Billy Quigg, a production team member in assembly at the Chattanooga plant, was also involved in the minority union. Among his top reasons for backing the union push are forced overtime on Saturdays and a lack of time off. He was one of 700 Volkswagen workers who signed a June 2022 petition demanding the company “do better on quality of life issues related to our schedules.”


In the wake of the strike at the Big 3, VW announced November 22 that it would raise wages by 11 percent.

Starting pay at Volkswagen is now $23.42 after the increase, with top pay rising to $32.40. The company said it would shorten the progression to top pay from seven years to four (the UAW’s progression at the Big 3 is now three years). Toyota, Honda, Hyundai, Subaru, Nissan, and Volvo have also hiked wages. Toyota went a step further, shortening its progressions to top pay.

President Shawn Fain called it the “UAW bump,” and quipped that the union's initials stood for “U. Are. Welcome.”

“It’s auto workers everywhere against corporate greed,” he said in October, responding Ford executive chair Bill Ford's call for Big 3 auto workers to unite with management to compete against the non-union auto plants. “Workers at Tesla, Toyota, Honda, and others are not the enemy—they’re the UAW members of the future.”

VW has also made concessions to workers to blunt earlier drives. In 2019, it started cooling the plant earlier in the week, changed the wardrobe policy to allow shorts, adjusted the shift schedule from five eight-hour days to four 10-hour days, and booted out abusive managers.


Volkswagen workers have met the first of three milestones in the UAW’s organizing plan: 30 percent have signed union cards. Once they reach 50 percent, union leaders, community allies, and family members will rally with the workers in public displays of the committee’s strength and community support.

At the 70 percent mark, and after having built up their organizing committee to include workers from every shift and job classification, workers will present the company with a choice: voluntarily recognize the union, or workers will file for a union authorization election supervised by the National Labor Relations Board.

“Times have changed and our time is now,” UAW’s new video tells workers, announcing the union drive. “The question isn’t, ‘Why do GM workers in Spring Hill or Ford workers in Louisville get a better life?’ The question is, why don’t we?”


Meanwhile in Sweden, workers have struck the U.S.-based electric automaker Tesla for the first time in its 20-year history, because the company has refused to bargain with 120 Swedish mechanics.
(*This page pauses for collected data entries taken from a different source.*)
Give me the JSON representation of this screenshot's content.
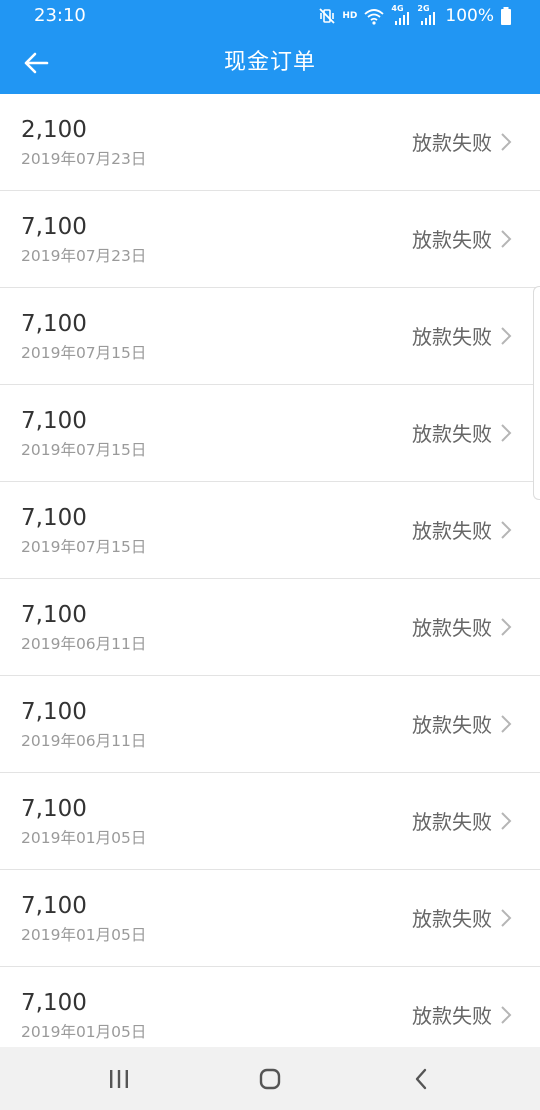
{
  "status_bar": {
    "time": "23:10",
    "hd_label": "HD",
    "net_4g_label": "4G",
    "net_2g_label": "2G",
    "battery_text": "100%",
    "icons": [
      "mute-vibrate-icon",
      "wifi-icon",
      "signal-4g-icon",
      "signal-2g-icon",
      "battery-icon"
    ]
  },
  "app_bar": {
    "title": "现金订单",
    "back_icon": "arrow-left-icon"
  },
  "orders": [
    {
      "amount": "2,100",
      "date": "2019年07月23日",
      "status": "放款失败"
    },
    {
      "amount": "7,100",
      "date": "2019年07月23日",
      "status": "放款失败"
    },
    {
      "amount": "7,100",
      "date": "2019年07月15日",
      "status": "放款失败"
    },
    {
      "amount": "7,100",
      "date": "2019年07月15日",
      "status": "放款失败"
    },
    {
      "amount": "7,100",
      "date": "2019年07月15日",
      "status": "放款失败"
    },
    {
      "amount": "7,100",
      "date": "2019年06月11日",
      "status": "放款失败"
    },
    {
      "amount": "7,100",
      "date": "2019年06月11日",
      "status": "放款失败"
    },
    {
      "amount": "7,100",
      "date": "2019年01月05日",
      "status": "放款失败"
    },
    {
      "amount": "7,100",
      "date": "2019年01月05日",
      "status": "放款失败"
    },
    {
      "amount": "7,100",
      "date": "2019年01月05日",
      "status": "放款失败"
    }
  ],
  "nav_bar": {
    "icons": [
      "recent-apps-icon",
      "home-icon",
      "back-icon"
    ]
  },
  "colors": {
    "primary": "#2196f3",
    "amount_text": "#333333",
    "date_text": "#9a9a9a",
    "status_text": "#666666",
    "divider": "#e3e3e3"
  }
}
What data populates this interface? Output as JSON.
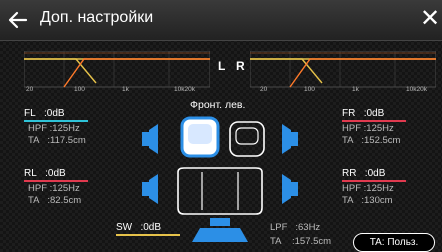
{
  "header": {
    "title": "Доп. настройки",
    "close": "✕"
  },
  "graph": {
    "left_ticks": [
      "20",
      "100",
      "1k",
      "10k20k"
    ],
    "right_ticks": [
      "20",
      "100",
      "1k",
      "10k20k"
    ],
    "l_label": "L",
    "r_label": "R"
  },
  "listening_position": "Фронт. лев.",
  "channels": {
    "fl": {
      "name": "FL",
      "gain": ":0dB",
      "hpf_label": "HPF",
      "hpf": ":125Hz",
      "ta_label": "TA",
      "ta": ":117.5cm"
    },
    "fr": {
      "name": "FR",
      "gain": ":0dB",
      "hpf_label": "HPF",
      "hpf": ":125Hz",
      "ta_label": "TA",
      "ta": ":152.5cm"
    },
    "rl": {
      "name": "RL",
      "gain": ":0dB",
      "hpf_label": "HPF",
      "hpf": ":125Hz",
      "ta_label": "TA",
      "ta": ":82.5cm"
    },
    "rr": {
      "name": "RR",
      "gain": ":0dB",
      "hpf_label": "HPF",
      "hpf": ":125Hz",
      "ta_label": "TA",
      "ta": ":130cm"
    },
    "sw": {
      "name": "SW",
      "gain": ":0dB",
      "lpf_label": "LPF",
      "lpf": ":63Hz",
      "ta_label": "TA",
      "ta": ":157.5cm"
    }
  },
  "ta_user_button": "TA: Польз.",
  "colors": {
    "accent_cyan": "#2f9fd8",
    "speaker_blue": "#2c8fe6",
    "curve_yellow": "#e6c24a",
    "curve_orange": "#ff7a2a",
    "underline_fl": "#2fc3d8",
    "underline_red": "#e03a4f",
    "underline_sw": "#e6c24a"
  }
}
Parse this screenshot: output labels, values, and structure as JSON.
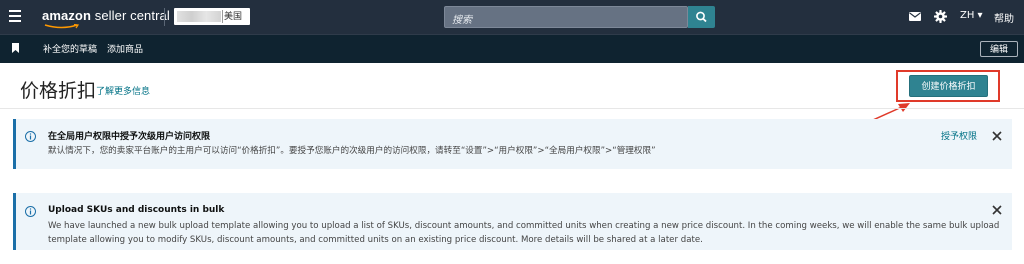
{
  "topbar": {
    "logo_brand": "amazon",
    "logo_product": " seller central",
    "account_region": "美国",
    "search_placeholder": "搜索",
    "language": "ZH ▾",
    "help": "帮助"
  },
  "subnav": {
    "links": [
      "补全您的草稿",
      "添加商品"
    ],
    "edit_label": "编辑"
  },
  "page": {
    "title": "价格折扣",
    "learn_more": "了解更多信息",
    "create_button": "创建价格折扣"
  },
  "alerts": [
    {
      "title": "在全局用户权限中授予次级用户访问权限",
      "text": "默认情况下，您的卖家平台账户的主用户可以访问“价格折扣”。要授予您账户的次级用户的访问权限，请转至“设置”>“用户权限”>“全局用户权限”>“管理权限”",
      "action": "授予权限"
    },
    {
      "title": "Upload SKUs and discounts in bulk",
      "text_line1": "We have launched a new bulk upload template allowing you to upload a list of SKUs, discount amounts, and committed units when creating a new price discount. In the coming weeks, we will enable the same bulk upload",
      "text_line2": "template allowing you to modify SKUs, discount amounts, and committed units on an existing price discount. More details will be shared at a later date."
    }
  ],
  "colors": {
    "topbar": "#232f3e",
    "subnav": "#0f2330",
    "accent": "#2f8391",
    "link": "#007185",
    "annotation": "#e03a2a",
    "alert_bg": "#eef5fa",
    "alert_border": "#1b6fa8"
  },
  "icons": [
    "menu-icon",
    "search-icon",
    "mail-icon",
    "gear-icon",
    "bookmark-icon",
    "info-icon",
    "close-icon"
  ]
}
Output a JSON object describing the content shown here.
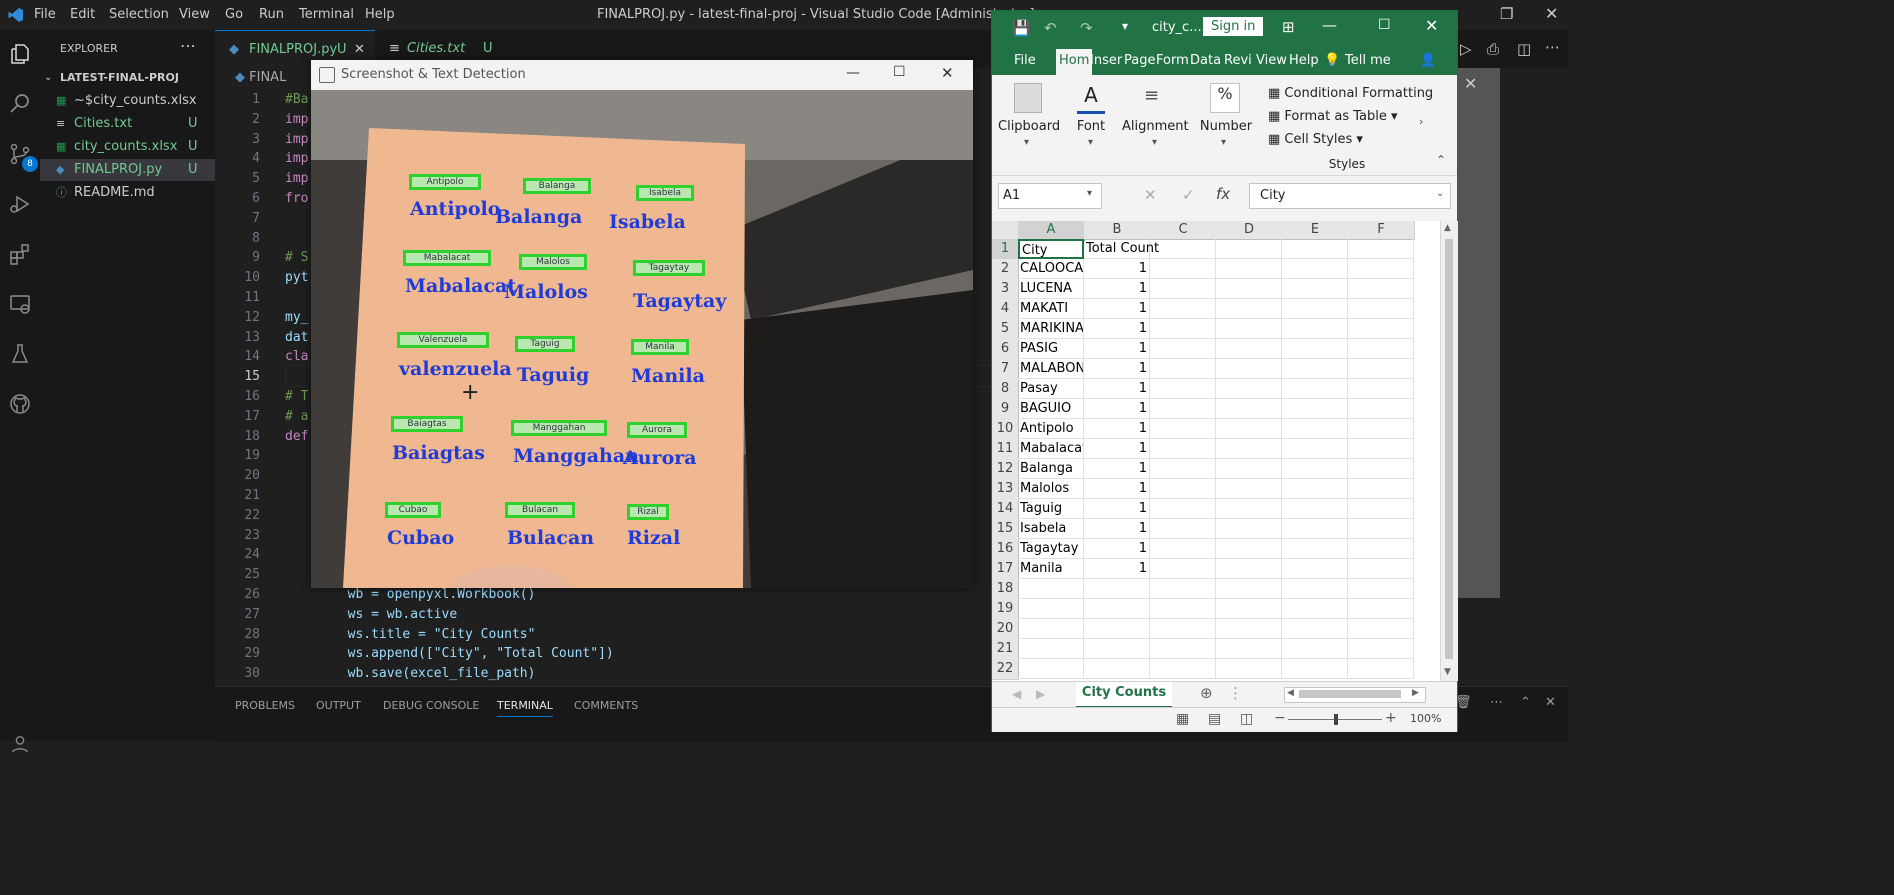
{
  "vscode": {
    "title": "FINALPROJ.py - latest-final-proj - Visual Studio Code [Administrator]",
    "menu": [
      "File",
      "Edit",
      "Selection",
      "View",
      "Go",
      "Run",
      "Terminal",
      "Help"
    ],
    "explorer_title": "EXPLORER",
    "folder": "LATEST-FINAL-PROJ",
    "files": [
      {
        "name": "~$city_counts.xlsx",
        "status": ""
      },
      {
        "name": "Cities.txt",
        "status": "U"
      },
      {
        "name": "city_counts.xlsx",
        "status": "U"
      },
      {
        "name": "FINALPROJ.py",
        "status": "U"
      },
      {
        "name": "README.md",
        "status": ""
      }
    ],
    "scm_badge": "8",
    "tabs": [
      {
        "name": "FINALPROJ.py",
        "status": "U"
      },
      {
        "name": "Cities.txt",
        "status": "U"
      }
    ],
    "breadcrumb": "FINAL",
    "code_lines": [
      {
        "n": "1",
        "t": "#Ba"
      },
      {
        "n": "2",
        "t": "imp"
      },
      {
        "n": "3",
        "t": "imp"
      },
      {
        "n": "4",
        "t": "imp"
      },
      {
        "n": "5",
        "t": "imp"
      },
      {
        "n": "6",
        "t": "fro"
      },
      {
        "n": "7",
        "t": ""
      },
      {
        "n": "8",
        "t": ""
      },
      {
        "n": "9",
        "t": "# S"
      },
      {
        "n": "10",
        "t": "pyt"
      },
      {
        "n": "11",
        "t": ""
      },
      {
        "n": "12",
        "t": "my_"
      },
      {
        "n": "13",
        "t": "dat"
      },
      {
        "n": "14",
        "t": "cla"
      },
      {
        "n": "15",
        "t": ""
      },
      {
        "n": "16",
        "t": "# T"
      },
      {
        "n": "17",
        "t": "# a"
      },
      {
        "n": "18",
        "t": "def"
      },
      {
        "n": "19",
        "t": ""
      },
      {
        "n": "20",
        "t": ""
      },
      {
        "n": "21",
        "t": ""
      },
      {
        "n": "22",
        "t": ""
      },
      {
        "n": "23",
        "t": ""
      },
      {
        "n": "24",
        "t": ""
      },
      {
        "n": "25",
        "t": ""
      },
      {
        "n": "26",
        "t": "        wb = openpyxl.Workbook()"
      },
      {
        "n": "27",
        "t": "        ws = wb.active"
      },
      {
        "n": "28",
        "t": "        ws.title = \"City Counts\""
      },
      {
        "n": "29",
        "t": "        ws.append([\"City\", \"Total Count\"])"
      },
      {
        "n": "30",
        "t": "        wb.save(excel_file_path)"
      }
    ],
    "panel_tabs": [
      "PROBLEMS",
      "OUTPUT",
      "DEBUG CONSOLE",
      "TERMINAL",
      "COMMENTS"
    ]
  },
  "screenshot_window": {
    "title": "Screenshot & Text Detection",
    "cities": [
      "Antipolo",
      "Balanga",
      "Isabela",
      "Mabalacat",
      "Malolos",
      "Tagaytay",
      "valenzuela",
      "Taguig",
      "Manila",
      "Baiagtas",
      "Manggahan",
      "Aurora",
      "Cubao",
      "Bulacan",
      "Rizal"
    ],
    "detections": [
      "Antipolo",
      "Balanga",
      "Isabela",
      "Mabalacat",
      "Malolos",
      "Tagaytay",
      "Valenzuela",
      "Taguig",
      "Manila",
      "Baiagtas",
      "Manggahan",
      "Aurora",
      "Cubao",
      "Bulacan",
      "Rizal"
    ]
  },
  "excel": {
    "title": "city_c...",
    "sign_in": "Sign in",
    "ribbon_tabs": [
      "File",
      "Hom",
      "Inser",
      "Page",
      "Form",
      "Data",
      "Revi",
      "View",
      "Help",
      "Tell me"
    ],
    "groups": {
      "clipboard": "Clipboard",
      "font": "Font",
      "alignment": "Alignment",
      "number": "Number",
      "styles": "Styles"
    },
    "styles_items": [
      "Conditional Formatting",
      "Format as Table",
      "Cell Styles"
    ],
    "name_box": "A1",
    "formula_value": "City",
    "columns": [
      "A",
      "B",
      "C",
      "D",
      "E",
      "F"
    ],
    "rows": [
      {
        "n": "1",
        "a": "City",
        "b": "Total Count"
      },
      {
        "n": "2",
        "a": "CALOOCAN",
        "b": "1"
      },
      {
        "n": "3",
        "a": "LUCENA",
        "b": "1"
      },
      {
        "n": "4",
        "a": "MAKATI",
        "b": "1"
      },
      {
        "n": "5",
        "a": "MARIKINA",
        "b": "1"
      },
      {
        "n": "6",
        "a": "PASIG",
        "b": "1"
      },
      {
        "n": "7",
        "a": "MALABON",
        "b": "1"
      },
      {
        "n": "8",
        "a": "Pasay",
        "b": "1"
      },
      {
        "n": "9",
        "a": "BAGUIO",
        "b": "1"
      },
      {
        "n": "10",
        "a": "Antipolo",
        "b": "1"
      },
      {
        "n": "11",
        "a": "Mabalacat",
        "b": "1"
      },
      {
        "n": "12",
        "a": "Balanga",
        "b": "1"
      },
      {
        "n": "13",
        "a": "Malolos",
        "b": "1"
      },
      {
        "n": "14",
        "a": "Taguig",
        "b": "1"
      },
      {
        "n": "15",
        "a": "Isabela",
        "b": "1"
      },
      {
        "n": "16",
        "a": "Tagaytay",
        "b": "1"
      },
      {
        "n": "17",
        "a": "Manila",
        "b": "1"
      },
      {
        "n": "18",
        "a": "",
        "b": ""
      },
      {
        "n": "19",
        "a": "",
        "b": ""
      },
      {
        "n": "20",
        "a": "",
        "b": ""
      },
      {
        "n": "21",
        "a": "",
        "b": ""
      },
      {
        "n": "22",
        "a": "",
        "b": ""
      }
    ],
    "sheet_tab": "City Counts",
    "zoom": "100%"
  }
}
More than 90 percent of Swedish workers are covered by collective bargaining agreements.

The Swedish Transport Workers’ Union launched a blockade in November, refusing to load or unload Tesla cars at ports. The Swedish Building Maintenance Workers’ Union stopped cleaning Tesla showrooms. The painters union has refused to work on Tesla vehicles; the electricians’ union has refused to repair Tesla chargers.

“Tesla's running into a firestorm in the Nordic countries, with Denmark and Sweden giving it a taste of what unions can do if they have some leverage,” said Art Wheaton, an automotive industry specialist at Cornell University's Industrial and Labor Relations School.

Just this week, Norway’s United Federation of Trade Unions will start blocking Teslas bound for Sweden, demanding the company sign a collective agreement with the Swedish Industrial Workers’ Union.